In the normal course of events, Davis had an imperious air in the arena. “Steve had such a domineering demeanour around the table and some players used to get annoyed by that,” said Taylor.
In sport, though, every mask is hiding something. By the end of the second session in the 1985 world final, Taylor had reduced the deficit to 9-7. Davis’s head was in a spin. A year earlier he had also led White by eight frames in the world final and that lead evaporated too. In the end, that match was decided in the 34th frame out of a possible 35.
“I left the Crucible shell-shocked,” he wrote. “I wanted the earth to swallow me up. I was inconsolable.”
Taylor was so relieved to be back in the game that he shared a bottle of champagne that evening with his wife and his friend Trevor East, who was head of sport at ITV. A day later, the players fought to the death.
They were level four times on Sunday. Taylor never led until the last ball. Neither man made a century break. In the 34th frame Davis failed to pot a ball.

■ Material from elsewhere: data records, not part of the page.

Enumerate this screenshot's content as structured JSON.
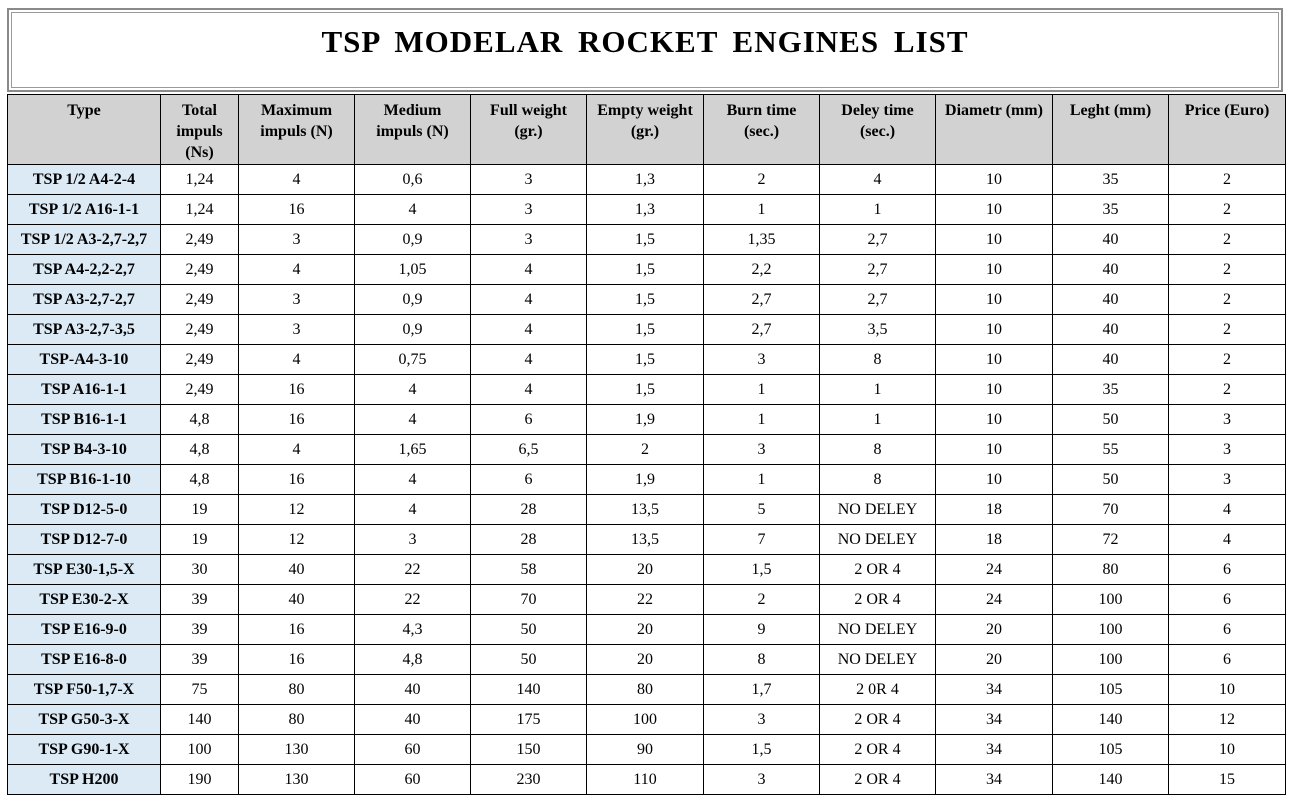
{
  "title": "TSP  MODELAR  ROCKET  ENGINES  LIST",
  "headers": [
    "Type",
    "Total impuls (Ns)",
    "Maximum impuls (N)",
    "Medium impuls (N)",
    "Full weight (gr.)",
    "Empty weight (gr.)",
    "Burn time (sec.)",
    "Deley time (sec.)",
    "Diametr (mm)",
    "Leght (mm)",
    "Price (Euro)"
  ],
  "header_lines": [
    [
      "Type"
    ],
    [
      "Total",
      "impuls",
      "(Ns)"
    ],
    [
      "Maximum",
      "impuls (N)"
    ],
    [
      "Medium",
      "impuls (N)"
    ],
    [
      "Full weight",
      "(gr.)"
    ],
    [
      "Empty weight",
      "(gr.)"
    ],
    [
      "Burn time",
      "(sec.)"
    ],
    [
      "Deley time",
      "(sec.)"
    ],
    [
      "Diametr (mm)"
    ],
    [
      "Leght (mm)"
    ],
    [
      "Price (Euro)"
    ]
  ],
  "rows": [
    [
      "TSP 1/2 A4-2-4",
      "1,24",
      "4",
      "0,6",
      "3",
      "1,3",
      "2",
      "4",
      "10",
      "35",
      "2"
    ],
    [
      "TSP 1/2 A16-1-1",
      "1,24",
      "16",
      "4",
      "3",
      "1,3",
      "1",
      "1",
      "10",
      "35",
      "2"
    ],
    [
      "TSP 1/2 A3-2,7-2,7",
      "2,49",
      "3",
      "0,9",
      "3",
      "1,5",
      "1,35",
      "2,7",
      "10",
      "40",
      "2"
    ],
    [
      "TSP A4-2,2-2,7",
      "2,49",
      "4",
      "1,05",
      "4",
      "1,5",
      "2,2",
      "2,7",
      "10",
      "40",
      "2"
    ],
    [
      "TSP A3-2,7-2,7",
      "2,49",
      "3",
      "0,9",
      "4",
      "1,5",
      "2,7",
      "2,7",
      "10",
      "40",
      "2"
    ],
    [
      "TSP A3-2,7-3,5",
      "2,49",
      "3",
      "0,9",
      "4",
      "1,5",
      "2,7",
      "3,5",
      "10",
      "40",
      "2"
    ],
    [
      "TSP-A4-3-10",
      "2,49",
      "4",
      "0,75",
      "4",
      "1,5",
      "3",
      "8",
      "10",
      "40",
      "2"
    ],
    [
      "TSP A16-1-1",
      "2,49",
      "16",
      "4",
      "4",
      "1,5",
      "1",
      "1",
      "10",
      "35",
      "2"
    ],
    [
      "TSP B16-1-1",
      "4,8",
      "16",
      "4",
      "6",
      "1,9",
      "1",
      "1",
      "10",
      "50",
      "3"
    ],
    [
      "TSP B4-3-10",
      "4,8",
      "4",
      "1,65",
      "6,5",
      "2",
      "3",
      "8",
      "10",
      "55",
      "3"
    ],
    [
      "TSP B16-1-10",
      "4,8",
      "16",
      "4",
      "6",
      "1,9",
      "1",
      "8",
      "10",
      "50",
      "3"
    ],
    [
      "TSP D12-5-0",
      "19",
      "12",
      "4",
      "28",
      "13,5",
      "5",
      "NO DELEY",
      "18",
      "70",
      "4"
    ],
    [
      "TSP D12-7-0",
      "19",
      "12",
      "3",
      "28",
      "13,5",
      "7",
      "NO DELEY",
      "18",
      "72",
      "4"
    ],
    [
      "TSP E30-1,5-X",
      "30",
      "40",
      "22",
      "58",
      "20",
      "1,5",
      "2 OR 4",
      "24",
      "80",
      "6"
    ],
    [
      "TSP E30-2-X",
      "39",
      "40",
      "22",
      "70",
      "22",
      "2",
      "2 OR 4",
      "24",
      "100",
      "6"
    ],
    [
      "TSP E16-9-0",
      "39",
      "16",
      "4,3",
      "50",
      "20",
      "9",
      "NO DELEY",
      "20",
      "100",
      "6"
    ],
    [
      "TSP E16-8-0",
      "39",
      "16",
      "4,8",
      "50",
      "20",
      "8",
      "NO DELEY",
      "20",
      "100",
      "6"
    ],
    [
      "TSP F50-1,7-X",
      "75",
      "80",
      "40",
      "140",
      "80",
      "1,7",
      "2 0R 4",
      "34",
      "105",
      "10"
    ],
    [
      "TSP G50-3-X",
      "140",
      "80",
      "40",
      "175",
      "100",
      "3",
      "2 OR 4",
      "34",
      "140",
      "12"
    ],
    [
      "TSP G90-1-X",
      "100",
      "130",
      "60",
      "150",
      "90",
      "1,5",
      "2 OR 4",
      "34",
      "105",
      "10"
    ],
    [
      "TSP H200",
      "190",
      "130",
      "60",
      "230",
      "110",
      "3",
      "2 OR 4",
      "34",
      "140",
      "15"
    ]
  ],
  "colors": {
    "header_bg": "#d2d2d2",
    "type_cell_bg": "#dbeaf5",
    "border": "#000000"
  }
}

The tension was overwhelming.
Before Taylor played the winning shot, Davis had a chance to cut the black into the top corner pocket. In that moment, the greatest player in the world faltered.
“I got out of my chair with legs like lead,” he wrote. “They didn’t feel like they were mine. Neither did my arms. Neither did my cue. Getting up to the table seemed to take me a lifetime. I overcut the black so massively that it didn’t even wobble in the jaws of the pocket. My right arm had now disowned me.”
Isn’t that why we watch, though: to see the mask drop; to see their souls.